The recent June 2022 Google core update made many people lose sleep, confidence, and hair when it finished rolling out.
Some of the many reasons you must have heard are AI-generated text, topical authority gaps, and crappy backlinks.
Some could be true, and maybe all could be true.
To understand what Google is going to do next, let’s try to understand the long list of agile problem-solving tasks they have to tackle to deal with backlink scammers and now AI-generated content. This is in addition to the many other things that they need to do to improve their search algorithm using constant data analysis.
We can try to reverse-engineer how Google will potentially target websites that have AI-generated content.
Yes, you can identify AI-written text, with your eyes(and brain) and with already-existing tools. Before we unleash the tool, let’s understand how we can actually do this on our own.
Complete the following sentence: “Text generation is …”
What would you write next?
You can probably think of “a, an, known, for, not” and a few other thin or stop words, right?
See how we can predict the next word in that unfinished sentence. Similarly, you could also try to predict the next word that would be written after that.
When you generate text using AI, every word written is picked from the most common words. Let’s say for example that each word is picked from a list of the 100–1000 most probable words that come to mind for that position in the sentence (or an AI’s mind).
Every word that is written is based on probability. Educated marketers have started to refer to this as fluff content.
While this method is a simple breakdown, and the structure of sentences quickly gets complicated, there will always be a high probability that content completely generated using AI will follow this predictive writing pattern (maybe slightly a tougher one in the future).

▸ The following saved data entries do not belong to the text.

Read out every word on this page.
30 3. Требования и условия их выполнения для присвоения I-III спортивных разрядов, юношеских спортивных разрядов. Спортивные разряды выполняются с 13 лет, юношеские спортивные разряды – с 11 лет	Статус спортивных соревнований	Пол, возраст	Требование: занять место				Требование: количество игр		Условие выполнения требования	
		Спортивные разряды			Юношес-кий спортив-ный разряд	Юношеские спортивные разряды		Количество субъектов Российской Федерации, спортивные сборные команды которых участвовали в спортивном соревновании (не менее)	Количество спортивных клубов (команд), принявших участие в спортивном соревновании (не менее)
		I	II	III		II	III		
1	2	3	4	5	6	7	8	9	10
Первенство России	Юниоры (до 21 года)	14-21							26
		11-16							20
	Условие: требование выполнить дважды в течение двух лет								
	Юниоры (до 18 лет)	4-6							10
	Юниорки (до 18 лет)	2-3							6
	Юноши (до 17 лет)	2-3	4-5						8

Let’s look at the few examples of other sentences completed using AI for the same example.
What if there was a way to check a text to see what percentage seems to be generated based on probability?
How many words generated after the preceding word seem like they fall into this predictive pattern?

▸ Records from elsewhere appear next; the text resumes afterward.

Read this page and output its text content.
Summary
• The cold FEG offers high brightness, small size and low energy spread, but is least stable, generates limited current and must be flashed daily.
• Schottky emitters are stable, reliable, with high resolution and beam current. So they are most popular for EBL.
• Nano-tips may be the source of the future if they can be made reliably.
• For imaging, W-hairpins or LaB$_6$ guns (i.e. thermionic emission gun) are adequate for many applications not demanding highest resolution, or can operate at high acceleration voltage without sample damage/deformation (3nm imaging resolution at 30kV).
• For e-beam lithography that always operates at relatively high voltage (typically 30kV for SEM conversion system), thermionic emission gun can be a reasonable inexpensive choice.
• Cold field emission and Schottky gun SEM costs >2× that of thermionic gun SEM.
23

Here is an example of an open-source tool that predicts if the text was generated by AI. While this is still in the early stages, what’s more, important here is that it is possible.
Let’s look at the sentence that I started above in more depth.
The image below was taken from the open-source tool, determining if each word falls in the top 10, 100, or 1000 words predicted for that position.
Not a single word falls above the top 100 words predicted (we added the first two, so they do not count). When humans write content, the element of surprise is included in the text, which breaks this continuous pattern of green and yellow.
Here’s an example of text written by an actual human. In the below image, that sentence was analyzed by the same utility.
How many times did we break the pattern, with words appearing that were not in the top 100 guesses (and even beyond the top 1000)? Quite a few!
So, what if you could score the content and come up with a number that says, for example, that 90 percent of the text falls into this predictive pattern?
AI-generated text lacks the “element of surprise” that a human would add when writing in a way that often breaks the predictive pattern.
Some signs are very obvious and some are a little more difficult to spot.
So the next time you read content that is subpar, it’s possible that it was generated by poor use of AI, which has enabled the generation of tons of unreliable content.
If you’re not careful, Google is likely to notice and react—if not all at once, little by little.
It makes me laugh every time someone says that GPT-3 text can’t be identified.
The text in the above example that looks like it could be flagged, where almost everything is green and yellow, was generated by GPT-3. Yes, that’s correct.
Here’s the same image again for the GPT-3 sentence. Make sure that you aren’t publishing sentences like this one.
GPT-3 is not smarter than the humans sitting at Google trying to track it down. The AI was still created by humans. If it has not happened yet, it will happen later.
When that happens what will this look like?
For big software development projects (mentioning this for those who write but don’t know the nuances of code and development), it takes months to plan, coordinate, build, test, and reiterate to make sure everything goes according to your blueprint.
Major updates are often rolled out in bits and pieces to learn how they affect a huge amount of people, either in positive or negative ways.
If you see a pattern in Google updates, it’s that usually a very small percentage of websites are heavily affected (good or bad), some see a noticeable effect, and most will see little or no effect.
The point is that updates are rolled out in batches and improved upon over time.
So what could Google do to find low-value websites, and how could it adapt to pinpoint content that adds no value (missing the element of surprise)?
Even if you’re not convinced that this is currently possible, we may see more proof of this with the next Google update.
We know now that for your text to be legitimate, it needs many surprise elements. How can you insert these surprise elements into the generated text?
There will be folks that read this and say “No, my AI is better than yours, damn right it’s better than yours.” Let’s reflect on this after a few more Google updates.